- Born: Anne Dunkin Greene c. 1885 New York City, U.S.
- Died: November 2, 1939 (aged 53–54)
- Education: Bryn Mawr College
- Spouse: Guy Bates ​ ​(m. 1908)​
- Children: 1
- Relatives: Alexander Henry Hoff (grandfather)

= Anne Dunkin Greene =

Anne Dunkin Greene Bates (c. 1885 – November 2, 1939) was an American socialite during the Gilded Age.

==Early life==
Anne Dunkin Greene was born in New York City in c. 1885, a daughter of Elizabeth Dunkin (née Hoff) Greene (1852–1926) and Thomas Lyman Greene (1851–1904). Her father was vice president and general manager of the Audit Company of New York and formerly with the Manhattan Trust Company. Her older brother was Van Rensselaer Hoff Greene, a 1904 graduate of Columbia University, who married Agnes Benedict.

Her maternal grandparents were Ann Eliza (née Van Rensselaer) Hoff and Dr. Alexander Henry Hoff of Philadelphia. Her grandmother was a sister of Charles Watkins Van Rensselaer and both were children of Ann (née Dunkin) and Judge John Sanders Van Rensselaer and grandchildren of U.S. Representative Killian Van Rensselaer. Her paternal grandfather was Mary Ann (née Crocker) Greene, who attended the Troy Female Seminary, and Thomas Lyman Greene Sr., a manager of the Boston and Albany Railroad.

Anne graduated from Bryn Mawr College in 1905.

==Society life==
In 1892, Anne, listed as "Miss Greene", (Note: According to Jerry E. Patterson, "Of the many Misses Greene in New York Society, this was probably Annie D. Greene (died 1940) who married Guy Bates, Columbia 1906.") was included in Ward McAllister's "Four Hundred", purported to be an index of New York's best families, published in The New York Times. Conveniently, 400 was the number of people that could fit into Mrs. Astor's ballroom.

==Personal life==
In 1908, Greene was married to Guy Bates (1880–1965) of Morristown and Summit, New Jersey. Bates was a 1906 graduate of Columbia University. Together, they were the parents of:

- Elizabeth Maunsell Bates (1913–2011), who married attorney Alan W. Carrick, the son of Judge Charles Lynn Carrick, in 1939.
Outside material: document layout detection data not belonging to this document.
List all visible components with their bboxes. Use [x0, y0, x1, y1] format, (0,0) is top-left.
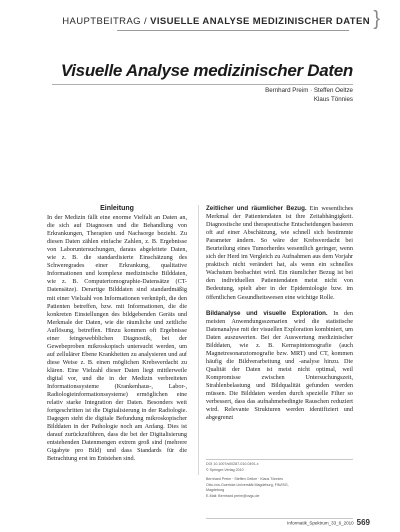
email-text: E-Mail: Bernhard.preim@ovgu.de: [206, 493, 260, 498]
column-divider: [198, 205, 199, 475]
paragraph-text: Ein wesentliches Merkmal der Patientendaten ist ihre Zeitabhängigkeit. Diagnostische und therapeutische Entscheidungen basieren oft auf einer Abschätzung, wie schnell sich bestimmte Parameter ändern. So wäre der Krebsverdacht bei Beurteilung eines Tumorherdes wesentlich geringer, wenn sich der Herd im Vergleich zu Aufnahmen aus dem Vorjahr praktisch nicht verändert hat, als wenn ein schnelles Wachstum beobachtet wird. Ein räumlicher Bezug ist bei den individuellen Patientendaten meist nicht von Bedeutung, spielt aber in der Epidemiologie bzw. im öffentlichen Gesundheitswesen eine wichtige Rolle.: [206, 205, 353, 301]
page-number: 569: [356, 518, 370, 528]
right-column: [206, 205, 353, 422]
body-paragraph: In der Medizin fällt eine enorme Vielfalt an Daten an, die sich auf Diagnosen und die Behandlung von Erkrankungen, Therapien und Nachsorge bezieht. Zu diesen Daten zählen einfache Zahlen, z. B. Ergebnisse von Laboruntersuchungen, daraus abgeleitete Daten, wie z. B. die standardisierte Einschätzung des Schweregrades einer Erkrankung, qualitative Informationen und komplexe medizinische Bilddaten, wie z. B. Computertomographie-Datensätze (CT-Datensätze). Derartige Bilddaten sind standardmäßig mit einer Vielzahl von Informationen verknüpft, die den Patienten betreffen, bzw. mit Informationen, die die konkreten Einstellungen des bildgebenden Geräts und Merkmale der Daten, wie die räumliche und zeitliche Auflösung, betreffen. Hinzu kommen oft Ergebnisse einer feingewebblichen Diagnostik, bei der Gewebeproben mikroskopisch untersucht werden, um auf zellulärer Ebene Krankheiten zu analysieren und auf diese Weise z. B. einen möglichen Krebsverdacht zu klären. Eine Vielzahl dieser Daten liegt mittlerweile digital vor, und die in der Medizin verbreiteten Informationssysteme (Krankenhaus-, Labor-, Radiologieinformationssysteme) ermöglichen eine relativ starke Integration der Daten. Besonders weit fortgeschritten ist die Digitalisierung in der Radiologie. Dagegen steht die digitale Befundung mikroskopischer Bilddaten in der Pathologie noch am Anfang. Dies ist darauf zurückzuführen, dass die bei der Digitalisierung entstehenden Datenmengen extrem groß sind (mehrere Gigabyte pro Bild) und dass Standards für die Betrachtung erst im Entstehen sind.: [47, 214, 187, 463]
author-list: [153, 86, 353, 104]
footnote-rule: [206, 459, 353, 460]
header-rule: [117, 30, 349, 31]
paragraph-text: In den meisten Anwendungsszenarien wird die statistische Datenanalyse mit der visuellen Exploration kombiniert, um Daten auszuwerten. Bei der Auswertung medizinischer Bilddaten, wie z. B. Kernspintomografie (auch Magnetresonanztomografie bzw. MRT) und CT, kommen häufig die Bildverarbeitung und -analyse hinzu. Die Qualität der Daten ist meist nicht optimal, weil Kompromisse zwischen Untersuchungszeit, Strahlenbelastung und Bildqualität gefunden werden müssen. Die Bilddaten werden durch spezielle Filter so verbessert, dass das aufnahmebedingte Rauschen reduziert wird. Relevante Strukturen werden identifiziert und abgegrenzt: [206, 309, 353, 422]
section-kicker: [62, 16, 370, 27]
article-title: Visuelle Analyse medizinischer Daten: [60, 61, 353, 80]
header-section: VISUELLE ANALYSE MEDIZINISCHER DATEN: [150, 16, 370, 27]
affiliation-line: Magdeburg: [206, 488, 225, 493]
header-category: HAUPTBEITRAG: [62, 16, 141, 27]
header-separator: /: [140, 16, 151, 27]
title-rule: [52, 84, 353, 85]
affiliation-line: Otto-von-Guericke-Universität Magdeburg, FIN/ISG,: [206, 482, 289, 487]
affiliation-line: Bernhard Preim · Steffen Oeltze · Klaus Tönnies: [206, 477, 283, 482]
body-paragraph: [206, 310, 353, 423]
body-paragraph: [206, 205, 353, 302]
doi-text: DOI 10.1007/s00287-010-0491-x: [206, 462, 259, 466]
section-heading-einleitung: Einleitung: [100, 205, 134, 212]
article-footnote: [206, 462, 356, 500]
run-in-heading: Bildanalyse und visuelle Exploration.: [206, 309, 328, 317]
journal-reference: Informatik_Spektrum_33_6_2010: [287, 520, 354, 526]
page-footer: [287, 514, 370, 532]
author-line: Klaus Tönnies: [313, 96, 353, 103]
left-column: [47, 205, 187, 464]
header-brace-ornament: }: [373, 8, 380, 30]
copyright-text: © Springer-Verlag 2010: [206, 467, 244, 472]
author-line: Bernhard Preim · Steffen Oeltze: [265, 87, 353, 94]
run-in-heading: Zeitlicher und räumlicher Bezug.: [206, 205, 307, 212]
Anne Dunkin Greene Bates died on November 2, 1939. She was buried at Arlington National Cemetery and upon her husband's death in 1965, he was buried alongside her.

===Descendants===
Through her daughter Elizabeth, she was the grandmother of Robert Duncan Carrick (b. 1943), who gifted her family's silver bowl to Newark Museum.